Monday, November 30, 2009
Crain's Chicago Business
by Greg Hinz

After all the recent squabbling about whether Cook County does or does not need President Todd Stroger's full penny-on-the-dollar sales tax hike, you might think officials would pause before further cutting the county's income.

Times are tough, don'tcha know? Just about every government on the planet is scrounging for cash, and most are examining and re-examining proposals to spend money on special-purpose projects.

But this is Cook County; which leads to the story of how a south suburban hospital that recently was taken over by a for-profit investment group is seeking a special property tax break, a break that would cut its bill a nifty 60%, saving the investors $1 million a year or more.

At issue is a request by operators of MetroSouth Medical Center in Blue Island, which took over the failing St.
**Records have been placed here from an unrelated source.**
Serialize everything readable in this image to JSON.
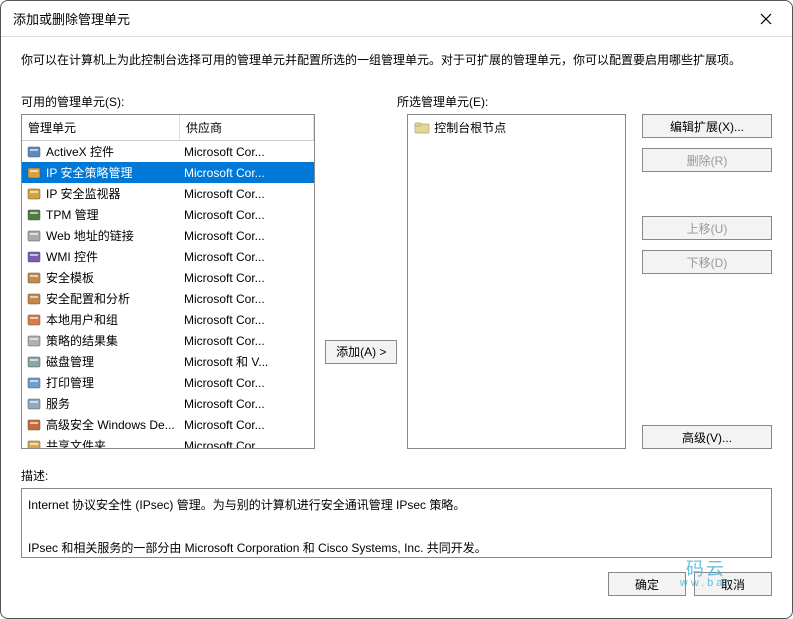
{
  "window": {
    "title": "添加或删除管理单元"
  },
  "instructions": "你可以在计算机上为此控制台选择可用的管理单元并配置所选的一组管理单元。对于可扩展的管理单元，你可以配置要启用哪些扩展项。",
  "labels": {
    "available": "可用的管理单元(S):",
    "selected": "所选管理单元(E):",
    "description": "描述:"
  },
  "columns": {
    "name": "管理单元",
    "vendor": "供应商"
  },
  "snapins": [
    {
      "name": "ActiveX 控件",
      "vendor": "Microsoft Cor...",
      "icon_color": "#5a8bc4",
      "selected": false
    },
    {
      "name": "IP 安全策略管理",
      "vendor": "Microsoft Cor...",
      "icon_color": "#d7a13b",
      "selected": true
    },
    {
      "name": "IP 安全监视器",
      "vendor": "Microsoft Cor...",
      "icon_color": "#d7a13b",
      "selected": false
    },
    {
      "name": "TPM 管理",
      "vendor": "Microsoft Cor...",
      "icon_color": "#4f7d3e",
      "selected": false
    },
    {
      "name": "Web 地址的链接",
      "vendor": "Microsoft Cor...",
      "icon_color": "#aaaaaa",
      "selected": false
    },
    {
      "name": "WMI 控件",
      "vendor": "Microsoft Cor...",
      "icon_color": "#7b5bb0",
      "selected": false
    },
    {
      "name": "安全模板",
      "vendor": "Microsoft Cor...",
      "icon_color": "#c08b4a",
      "selected": false
    },
    {
      "name": "安全配置和分析",
      "vendor": "Microsoft Cor...",
      "icon_color": "#c0884a",
      "selected": false
    },
    {
      "name": "本地用户和组",
      "vendor": "Microsoft Cor...",
      "icon_color": "#d77c4a",
      "selected": false
    },
    {
      "name": "策略的结果集",
      "vendor": "Microsoft Cor...",
      "icon_color": "#b0b0b0",
      "selected": false
    },
    {
      "name": "磁盘管理",
      "vendor": "Microsoft 和 V...",
      "icon_color": "#8aa6a6",
      "selected": false
    },
    {
      "name": "打印管理",
      "vendor": "Microsoft Cor...",
      "icon_color": "#6d9ecf",
      "selected": false
    },
    {
      "name": "服务",
      "vendor": "Microsoft Cor...",
      "icon_color": "#8fa8c2",
      "selected": false
    },
    {
      "name": "高级安全 Windows De...",
      "vendor": "Microsoft Cor...",
      "icon_color": "#c66b3a",
      "selected": false
    },
    {
      "name": "共享文件夹",
      "vendor": "Microsoft Cor...",
      "icon_color": "#d9a84c",
      "selected": false
    }
  ],
  "selected_tree": {
    "root": "控制台根节点"
  },
  "buttons": {
    "add": "添加(A) >",
    "edit_ext": "编辑扩展(X)...",
    "remove": "删除(R)",
    "move_up": "上移(U)",
    "move_down": "下移(D)",
    "advanced": "高级(V)...",
    "ok": "确定",
    "cancel": "取消"
  },
  "description_text": {
    "line1": "Internet 协议安全性 (IPsec) 管理。为与别的计算机进行安全通讯管理 IPsec 策略。",
    "line2": "IPsec 和相关服务的一部分由 Microsoft Corporation 和 Cisco Systems, Inc. 共同开发。"
  },
  "watermark": {
    "top": "码云",
    "bot": "ww.bar"
  }
}
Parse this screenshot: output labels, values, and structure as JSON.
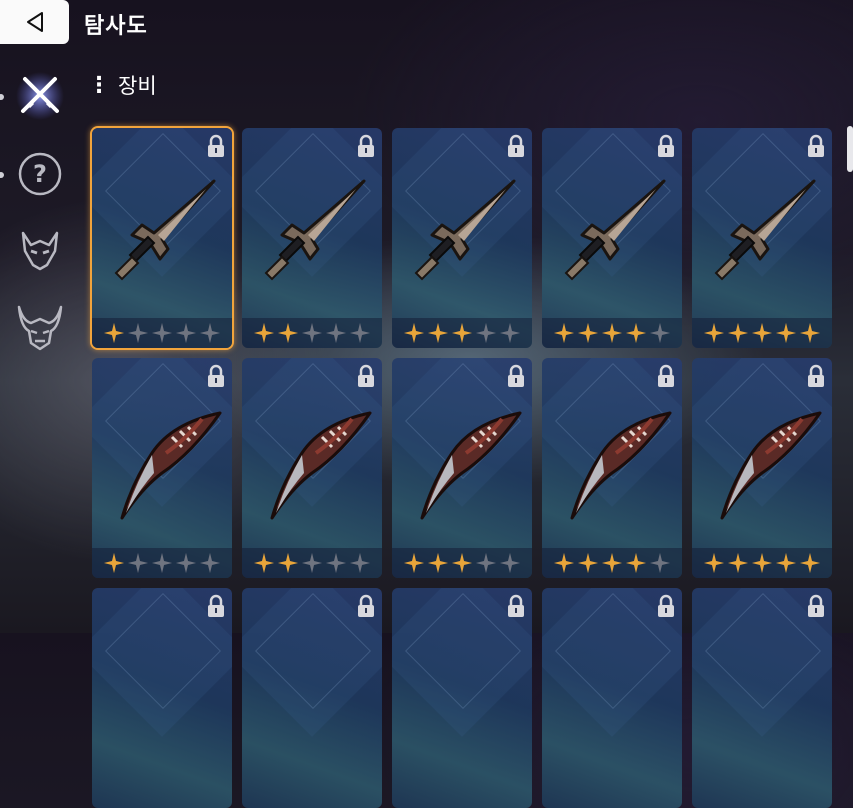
{
  "header": {
    "title": "탐사도",
    "back_icon": "back-triangle-icon"
  },
  "section": {
    "label": "장비"
  },
  "sidebar": {
    "items": [
      {
        "name": "equipment",
        "icon": "crossed-swords-icon",
        "active": true
      },
      {
        "name": "unknown",
        "icon": "question-mark-icon",
        "active": false
      },
      {
        "name": "monster",
        "icon": "demon-mask-icon",
        "active": false
      },
      {
        "name": "boss",
        "icon": "horned-demon-mask-icon",
        "active": false
      }
    ]
  },
  "items": [
    {
      "weapon": "dagger",
      "stars": 1,
      "locked": true,
      "selected": true
    },
    {
      "weapon": "dagger",
      "stars": 2,
      "locked": true
    },
    {
      "weapon": "dagger",
      "stars": 3,
      "locked": true
    },
    {
      "weapon": "dagger",
      "stars": 4,
      "locked": true
    },
    {
      "weapon": "dagger",
      "stars": 5,
      "locked": true
    },
    {
      "weapon": "claw",
      "stars": 1,
      "locked": true
    },
    {
      "weapon": "claw",
      "stars": 2,
      "locked": true
    },
    {
      "weapon": "claw",
      "stars": 3,
      "locked": true
    },
    {
      "weapon": "claw",
      "stars": 4,
      "locked": true
    },
    {
      "weapon": "claw",
      "stars": 5,
      "locked": true
    },
    {
      "weapon": "hidden",
      "stars": 0,
      "locked": true
    },
    {
      "weapon": "hidden",
      "stars": 0,
      "locked": true
    },
    {
      "weapon": "hidden",
      "stars": 0,
      "locked": true
    },
    {
      "weapon": "hidden",
      "stars": 0,
      "locked": true
    },
    {
      "weapon": "hidden",
      "stars": 0,
      "locked": true
    }
  ],
  "colors": {
    "star_on": "#e8a53a",
    "star_off": "#6f7480",
    "selected_border": "#f1a43c"
  }
}
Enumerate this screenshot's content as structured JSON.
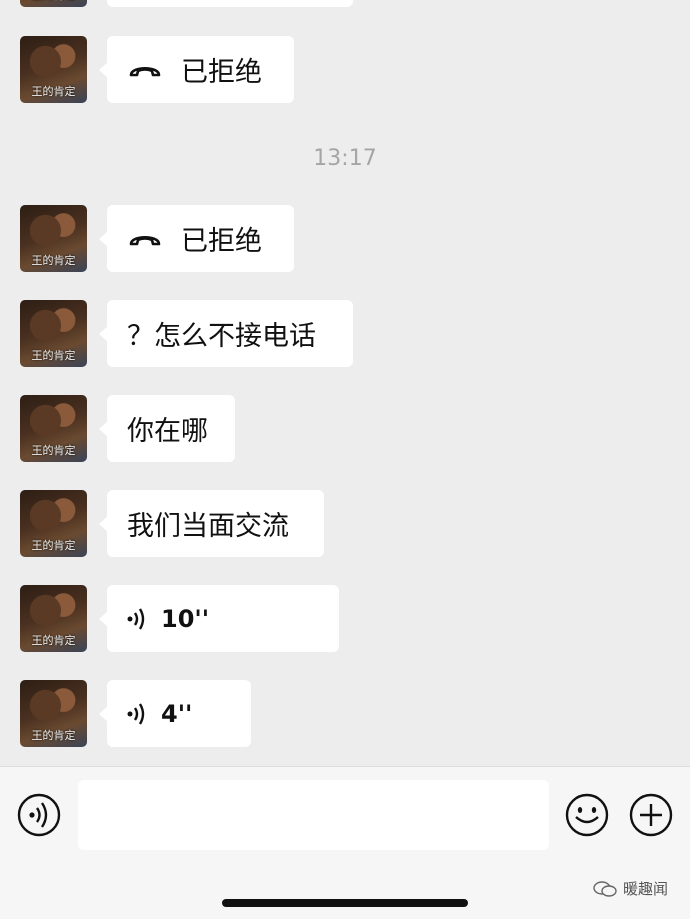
{
  "contact": {
    "avatar_caption": "王的肯定"
  },
  "timestamp": "13:17",
  "messages": [
    {
      "type": "call",
      "text": "已拒绝"
    },
    {
      "type": "call",
      "text": "已拒绝"
    },
    {
      "type": "text",
      "text": "？怎么不接电话"
    },
    {
      "type": "text",
      "text": "你在哪"
    },
    {
      "type": "text",
      "text": "我们当面交流"
    },
    {
      "type": "voice",
      "text": "10''"
    },
    {
      "type": "voice",
      "text": "4''"
    }
  ],
  "input_bar": {
    "input_value": "",
    "icons": [
      "voice-toggle-icon",
      "emoji-icon",
      "plus-icon"
    ]
  },
  "watermark": "暖趣闻"
}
Francis Hospital & Health Center about a year-and-a-half ago from a religious group that threatened to shut it. Specifically, MetroSouth wants the county board to approve an ordinance that would apply to it and perhaps one other facility, the North Side's Weiss Memorial Hospital. The ordinance would tax the facility at 10% of its market value, rather than the usual 25%, saving owners a bundle.

MetroSouth has hired a couple of the best gunslingers in town — attorney Chuck Bernardini, a former county board member, and media consultant Guy Chipparoni — and they present what on its face is a decent case.

Mr. Bernardini says that when the private group took over St. Francis, it told local officials that it would need "some government help" to be viable over the long term and received promises of support from Blue Island and other officials. He points out that the 1,300-employee facility recently had to lay off 100 workers, and, even with the proposed tax cut, still would be paying $900,000 to $1.8 million a year in property taxes — something that St. Francis, a tax-exempt non-profit facility, did not have to do.

MetroSouth CEO Eugene Beckmann makes similar points.

The facility's New York-based owners have invested $10 million in upgrades in an area of the county that is starved for jobs and investment capital, he says, and would like to do more. But "we need a little help," he argues. "Right now, the reality in this community is that there are other hospitals which pay no taxes. We will pay taxes. The only question is how much."

Fair enough. But it's worth noting that the two commissioners who are sponsoring the tax-break plan, Deborah Sims and Joan Patricia Murphy, were among Mr. Stroger's staunchest allies in backing his argument that the county needs every bit of income it can get from the sales tax and can't afford to make any reduction, even if that tax clobbered a lot of small stores. But now that an institution located in their part of the world needs some money, the commissioners suddenly are less interested in maximizing the county's take.

It's also worth noting that special-purpose laws, which help one individual or company, usually make for bad public policy — particularly when well-connected insiders have been hired to secure passage of such a law.

The county board at the moment appears pretty divided on this proposal.

Suburban Republican Tony Peraica says he'll back the proposal in what for him is "a close call." City Democrat Bridget Gainer says she's not swayed and wants time to study the issue. A third member in a key position, Finance Committee Chairman John Daley, says the matter won't be on the agenda for his Dec. 1 meeting because it needs more review.

That is the way it should be. One suggestion to Chairman Daley: Since MetroSouth is kind of pleading poverty (Dr. Beckmann says the facility now is about breaking even), let them bring in their books and tax returns and prove the case.

Saving a good hospital for south Cook County is a worthy goal. So is making sure that county taxpayers don't get a traditional Chicago fleecing in the process.